Surabaya – Sidang kasus hukum antara Effendi Pudjihartono, pemilik restoran Sangria by Pianoza, dengan Ellen Sulistyo, pengelola restoran tersebut, kembali digelar di Pengadilan Negeri (PN) Surabaya pada Selasa (12/2). Dalam persidangan ini, Effendi mengajukan permohonan penangguhan penahanan dengan alasan kesehatan dan kebutuhan pengumpulan bukti.

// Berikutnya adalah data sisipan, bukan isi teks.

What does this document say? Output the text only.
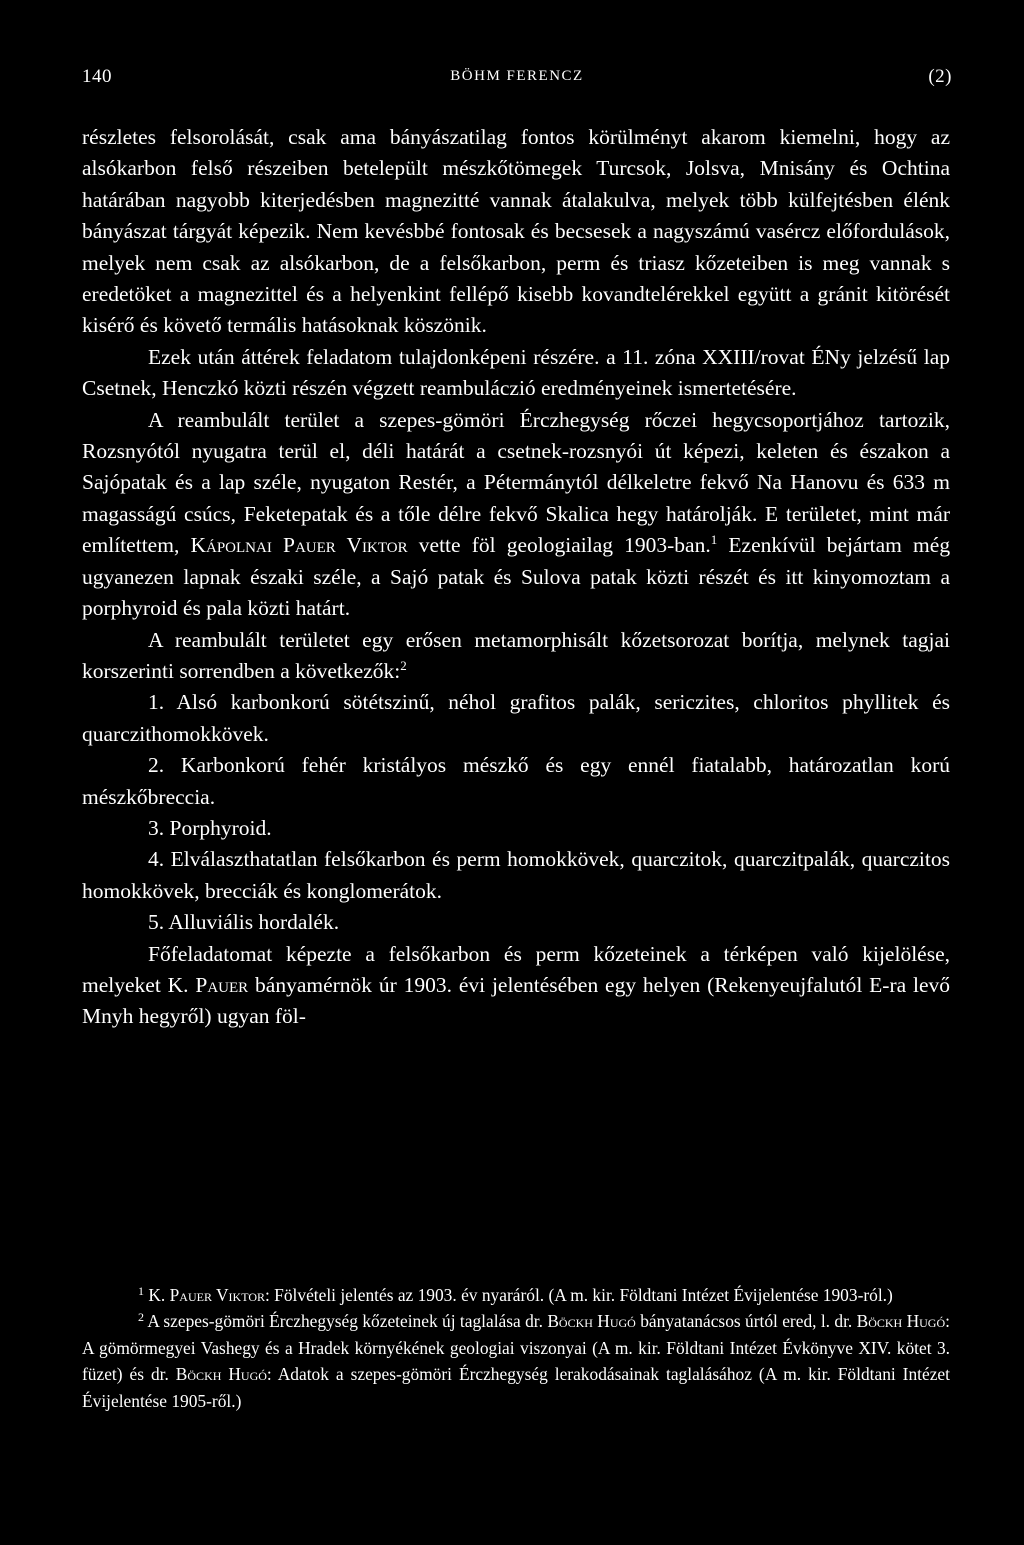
140	BÖHM FERENCZ	(2)

részletes felsorolását, csak ama bányászatilag fontos körülményt akarom kiemelni, hogy az alsókarbon felső részeiben betelepült mészkőtömegek Turcsok, Jolsva, Mnisány és Ochtina határában nagyobb kiterjedésben magnezitté vannak átalakulva, melyek több külfejtésben élénk bányászat tárgyát képezik. Nem kevésbbé fontosak és becsesek a nagyszámú vasércz előfordulások, melyek nem csak az alsókarbon, de a felsőkarbon, perm és triasz kőzeteiben is meg vannak s eredetöket a magnezittel és a helyenkint fellépő kisebb kovandtelérekkel együtt a gránit kitörését kisérő és követő termális hatásoknak köszönik.

Ezek után áttérek feladatom tulajdonképeni részére. a 11. zóna XXIII/rovat ÉNy jelzésű lap Csetnek, Henczkó közti részén végzett reambuláczió eredményeinek ismertetésére.

A reambulált terület a szepes-gömöri Érczhegység rőczei hegycsoportjához tartozik, Rozsnyótól nyugatra terül el, déli határát a csetnek-rozsnyói út képezi, keleten és északon a Sajópatak és a lap széle, nyugaton Restér, a Pétermánytól délkeletre fekvő Na Hanovu és 633 m magasságú csúcs, Feketepatak és a tőle délre fekvő Skalica hegy határolják. E területet, mint már említettem, Kápolnai Pauer Viktor vette föl geologiailag 1903-ban.$^1$ Ezenkívül bejártam még ugyanezen lapnak északi széle, a Sajó patak és Sulova patak közti részét és itt kinyomoztam a porphyroid és pala közti határt.

A reambulált területet egy erősen metamorphisált kőzetsorozat borítja, melynek tagjai korszerinti sorrendben a következők:$^2$

1. Alsó karbonkorú sötétszinű, néhol grafitos palák, sericzites, chloritos phyllitek és quarczithomokkövek.

2. Karbonkorú fehér kristályos mészkő és egy ennél fiatalabb, határozatlan korú mészkőbreccia.

3. Porphyroid.

4. Elválaszthatatlan felsőkarbon és perm homokkövek, quarczitok, quarczitpalák, quarczitos homokkövek, brecciák és konglomerátok.

5. Alluviális hordalék.

Főfeladatomat képezte a felsőkarbon és perm kőzeteinek a térképen való kijelölése, melyeket K. Pauer bányamérnök úr 1903. évi jelentésében egy helyen (Rekenyeujfalutól E-ra levő Mnyh hegyről) ugyan föl-

$^1$ K. Pauer Viktor: Fölvételi jelentés az 1903. év nyaráról. (A m. kir. Földtani Intézet Évijelentése 1903-ról.)

$^2$ A szepes-gömöri Érczhegység kőzeteinek új taglalása dr. Böckh Hugó bányatanácsos úrtól ered, l. dr. Böckh Hugó: A gömörmegyei Vashegy és a Hradek környékének geologiai viszonyai (A m. kir. Földtani Intézet Évkönyve XIV. kötet 3. füzet) és dr. Böckh Hugó: Adatok a szepes-gömöri Érczhegység lerakodásainak taglalásához (A m. kir. Földtani Intézet Évijelentése 1905-ről.)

Sidang menghadirkan dua saksi dari pihak Jaksa Penuntut Umum (JPU), yaitu Mayor Agus Budi dari Kodam V/Brawijaya dan Murti dari KPKNL Surabaya. Agus Budi menjelaskan bahwa sejak 2017 terdapat dua perjanjian terkait sewa Barang Milik Negara (BMN) antara Kodam V/Brawijaya dan Effendi. Perjanjian pertama adalah MOU berdurasi 30 tahun dengan enam periode masing-masing lima tahun, sedangkan perjanjian kedua adalah Surat Perintah Kerja (SPK) yang mengatur perpanjangan per periode.
Saat memasuki periode kedua (2022–2027), Effendi tidak dapat memenuhi dua persyaratan utama, yaitu pembayaran Pendapatan Negara Bukan Pajak (PNBP) dan hibah bangunan dari 325 m² menjadi 625 m². Akibatnya, pada 2023, bangunan yang digunakan sebagai restoran disegel oleh Kodam.

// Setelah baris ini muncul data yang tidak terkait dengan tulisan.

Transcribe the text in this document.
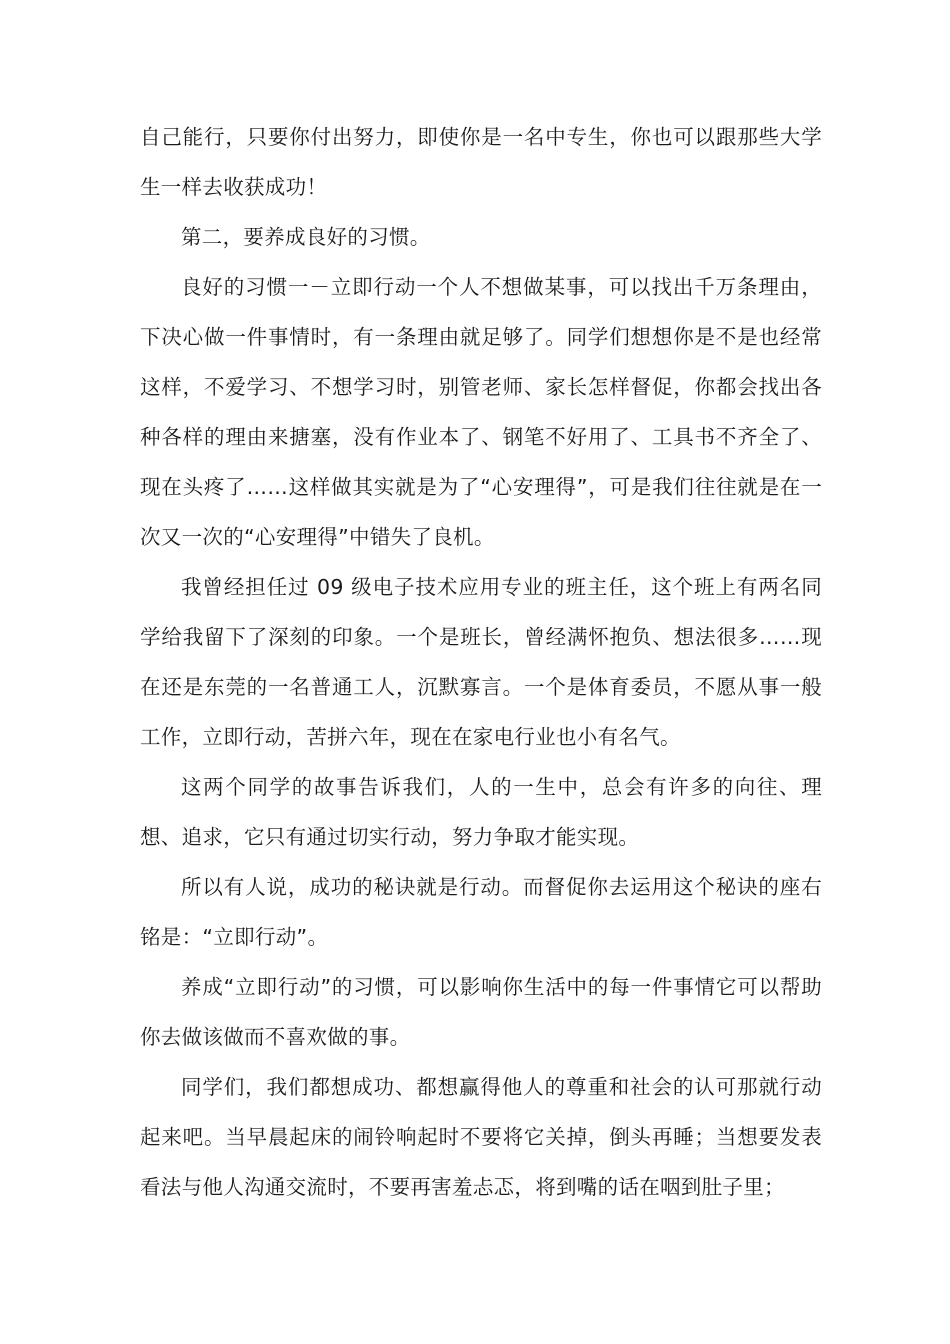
自己能行，只要你付出努力，即使你是一名中专生，你也可以跟那些大学生一样去收获成功！

第二，要养成良好的习惯。

良好的习惯一－立即行动一个人不想做某事，可以找出千万条理由，下决心做一件事情时，有一条理由就足够了。同学们想想你是不是也经常这样，不爱学习、不想学习时，别管老师、家长怎样督促，你都会找出各种各样的理由来搪塞，没有作业本了、钢笔不好用了、工具书不齐全了、现在头疼了……这样做其实就是为了“心安理得”，可是我们往往就是在一次又一次的“心安理得”中错失了良机。

我曾经担任过 09 级电子技术应用专业的班主任，这个班上有两名同学给我留下了深刻的印象。一个是班长，曾经满怀抱负、想法很多……现在还是东莞的一名普通工人，沉默寡言。一个是体育委员，不愿从事一般工作，立即行动，苦拼六年，现在在家电行业也小有名气。

这两个同学的故事告诉我们，人的一生中，总会有许多的向往、理想、追求，它只有通过切实行动，努力争取才能实现。

所以有人说，成功的秘诀就是行动。而督促你去运用这个秘诀的座右铭是：“立即行动”。

养成“立即行动”的习惯，可以影响你生活中的每一件事情它可以帮助你去做该做而不喜欢做的事。

同学们，我们都想成功、都想赢得他人的尊重和社会的认可那就行动起来吧。当早晨起床的闹铃响起时不要将它关掉，倒头再睡；当想要发表看法与他人沟通交流时，不要再害羞忐忑，将到嘴的话在咽到肚子里；
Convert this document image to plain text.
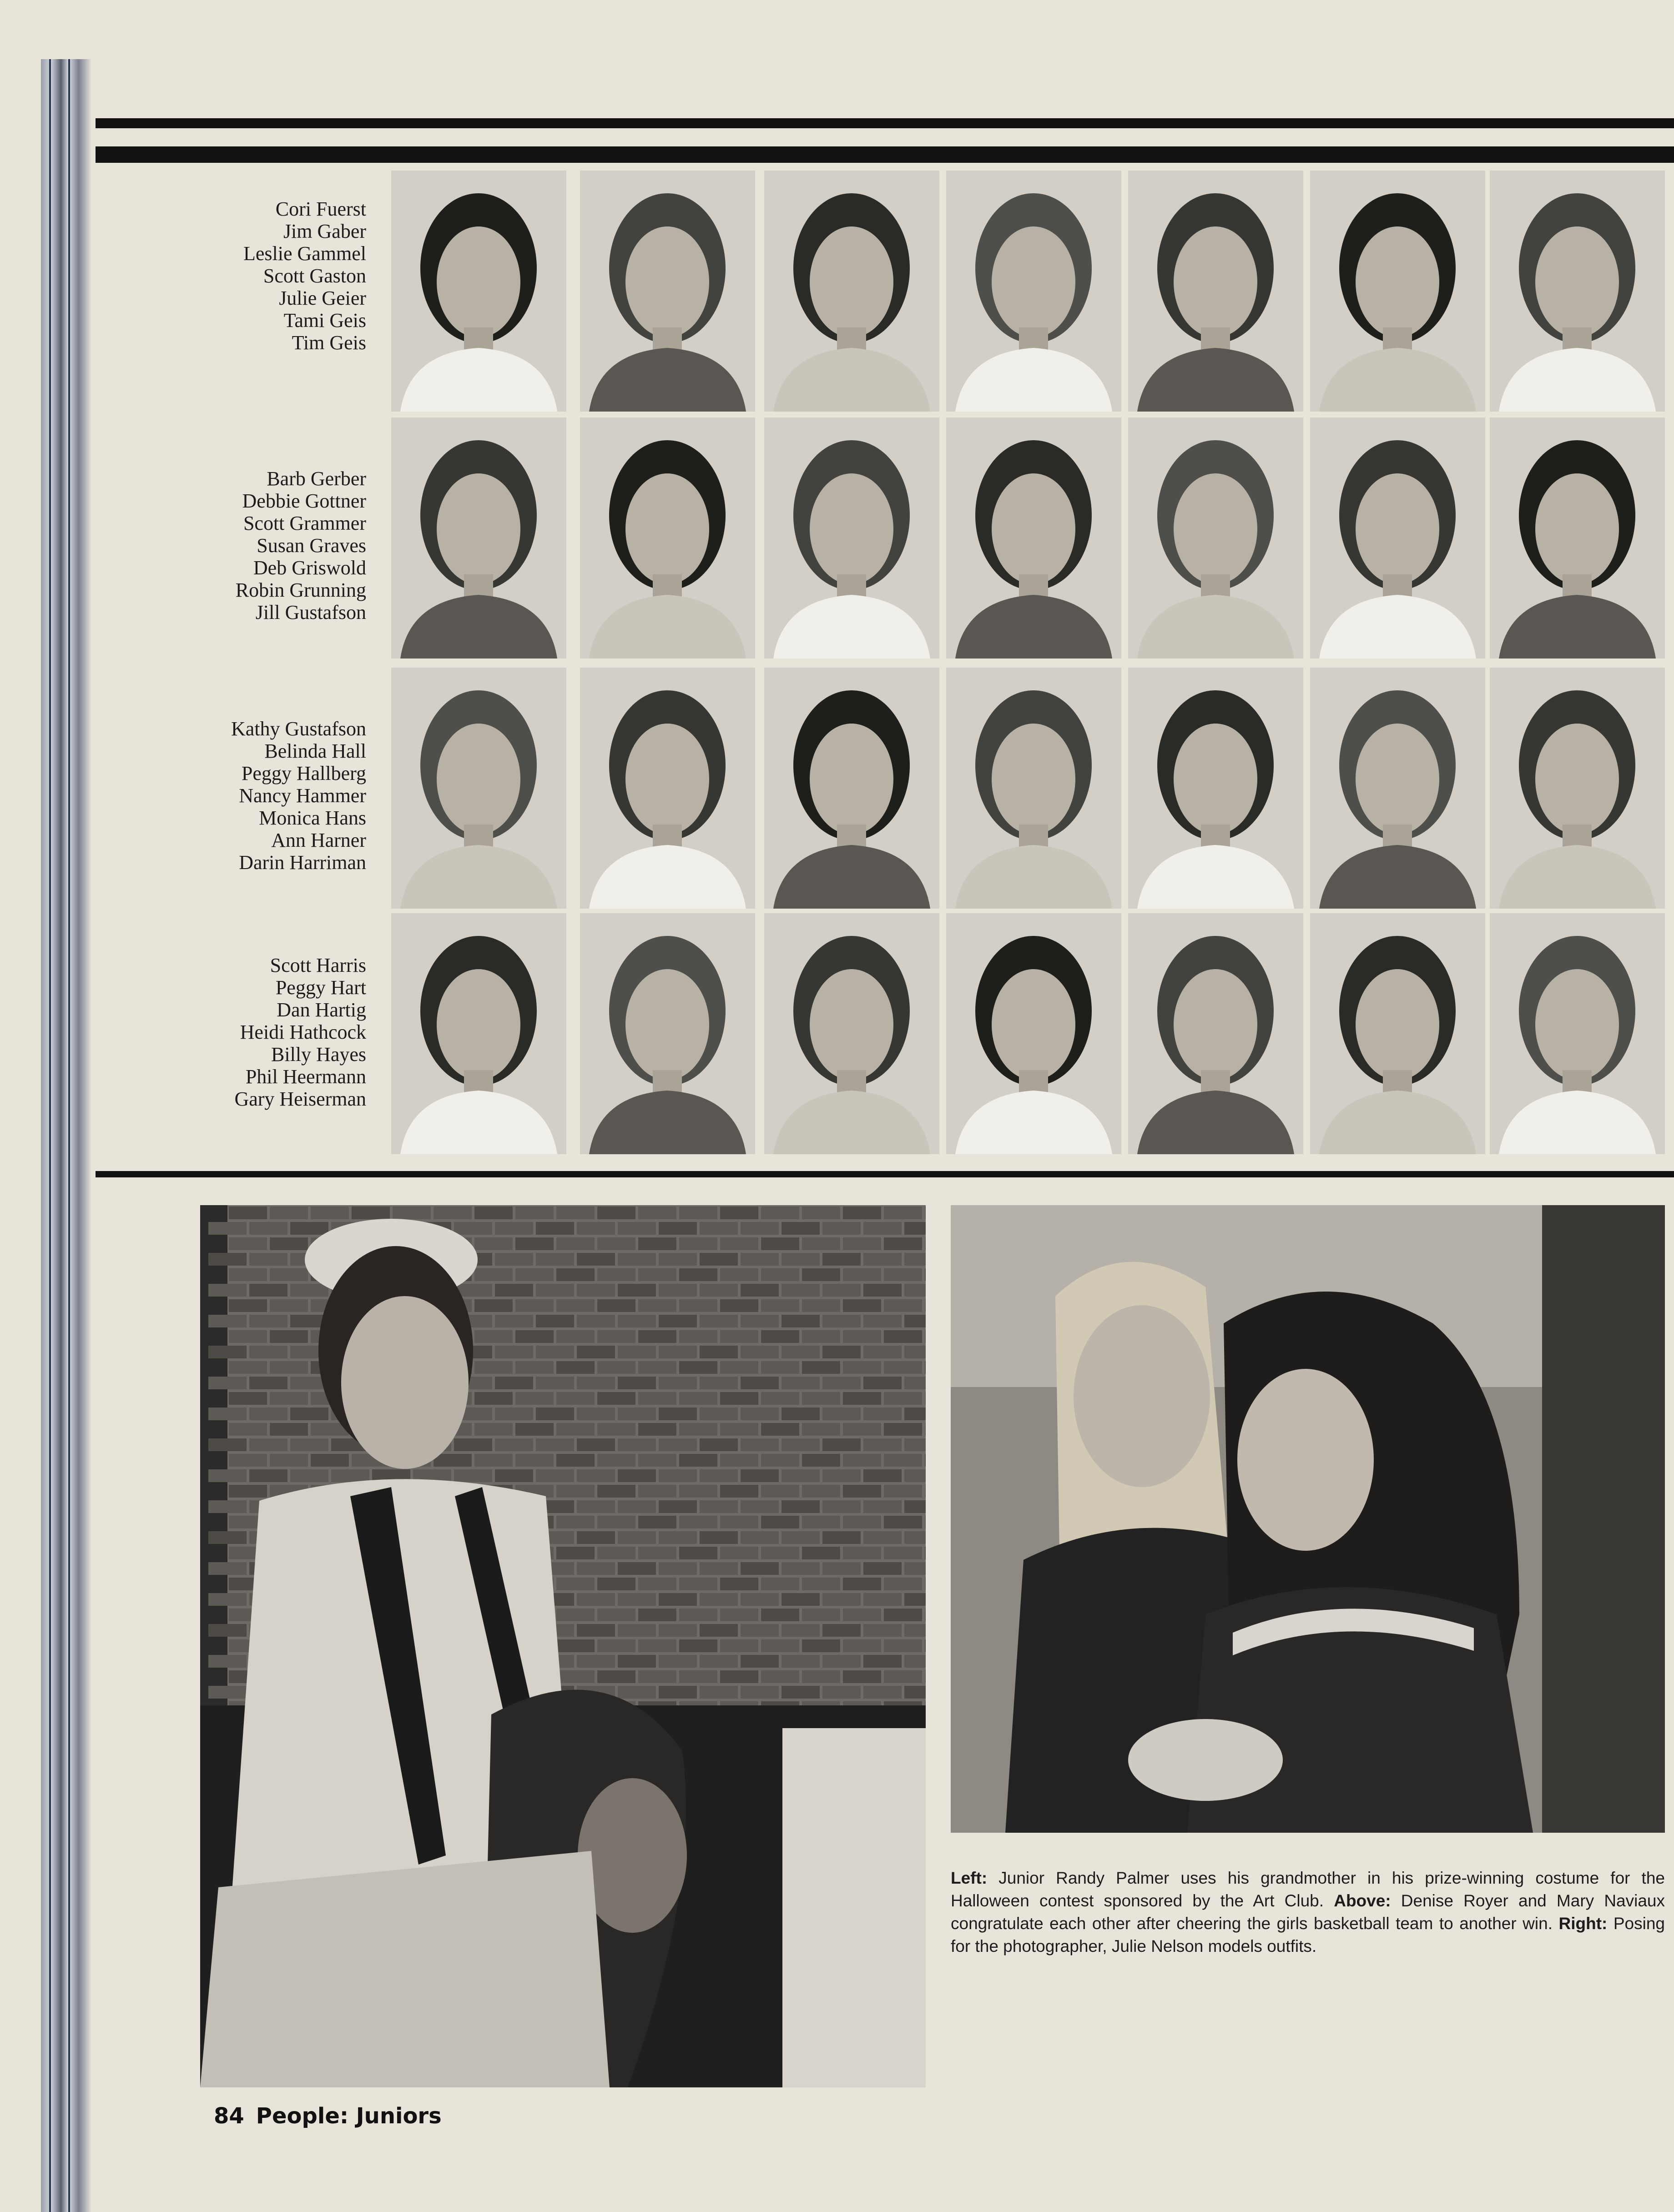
Cori Fuerst
Jim Gaber
Leslie Gammel
Scott Gaston
Julie Geier
Tami Geis
Tim Geis
Barb Gerber
Debbie Gottner
Scott Grammer
Susan Graves
Deb Griswold
Robin Grunning
Jill Gustafson
Kathy Gustafson
Belinda Hall
Peggy Hallberg
Nancy Hammer
Monica Hans
Ann Harner
Darin Harriman
Scott Harris
Peggy Hart
Dan Hartig
Heidi Hathcock
Billy Hayes
Phil Heermann
Gary Heiserman
Left: Junior Randy Palmer uses his grandmother in his prize-winning costume for the Halloween contest sponsored by the Art Club. Above: Denise Royer and Mary Naviaux congratulate each other after cheering the girls basketball team to another win. Right: Posing for the photographer, Julie Nelson models outfits.
84 People: Juniors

Dalam persidangan, terungkap bahwa penyegelan dilakukan tanpa adanya tiga kali peringatan tertulis sebagaimana diatur dalam SPK. Agus juga mengakui bahwa ia tidak mengetahui adanya perubahan dalam perjanjian yang semula berbentuk sewa menjadi bagi hasil.

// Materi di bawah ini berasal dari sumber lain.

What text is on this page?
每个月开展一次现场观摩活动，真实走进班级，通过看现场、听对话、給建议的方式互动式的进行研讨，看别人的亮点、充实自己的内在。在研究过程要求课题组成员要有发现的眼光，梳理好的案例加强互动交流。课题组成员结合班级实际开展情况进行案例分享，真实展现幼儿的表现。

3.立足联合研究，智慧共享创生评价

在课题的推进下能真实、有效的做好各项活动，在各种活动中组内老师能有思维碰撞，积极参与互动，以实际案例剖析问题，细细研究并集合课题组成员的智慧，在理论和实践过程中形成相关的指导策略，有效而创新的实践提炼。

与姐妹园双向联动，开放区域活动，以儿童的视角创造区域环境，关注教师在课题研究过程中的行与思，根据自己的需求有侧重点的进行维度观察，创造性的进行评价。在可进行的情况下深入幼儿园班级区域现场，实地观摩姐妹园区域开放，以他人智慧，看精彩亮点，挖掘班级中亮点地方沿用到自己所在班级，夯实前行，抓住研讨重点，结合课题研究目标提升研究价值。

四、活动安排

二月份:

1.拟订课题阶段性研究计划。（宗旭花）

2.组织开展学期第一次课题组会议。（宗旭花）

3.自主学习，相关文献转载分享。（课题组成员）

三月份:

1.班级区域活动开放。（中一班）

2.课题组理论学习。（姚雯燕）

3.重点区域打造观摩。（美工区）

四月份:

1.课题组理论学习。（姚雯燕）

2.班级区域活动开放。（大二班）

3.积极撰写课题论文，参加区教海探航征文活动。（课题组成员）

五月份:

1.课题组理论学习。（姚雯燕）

Dari pihak terdakwa, penasihat hukum Effendi menyatakan bahwa kliennya tidak membayar PNBP karena tidak mengetahui jumlah yang harus dibayarkan. KPKNL Surabaya sebenarnya telah mengeluarkan surat penilaian sewa, tetapi informasi tersebut tidak disampaikan kepada Effendi. Sebagai bentuk itikad baik, Effendi menyerahkan emas senilai Rp 625 juta sebagai jaminan pembayaran PNBP pada 11 Mei 2023. Namun, keesokan harinya, Kodam tetap menyegel bangunan restoran tersebut.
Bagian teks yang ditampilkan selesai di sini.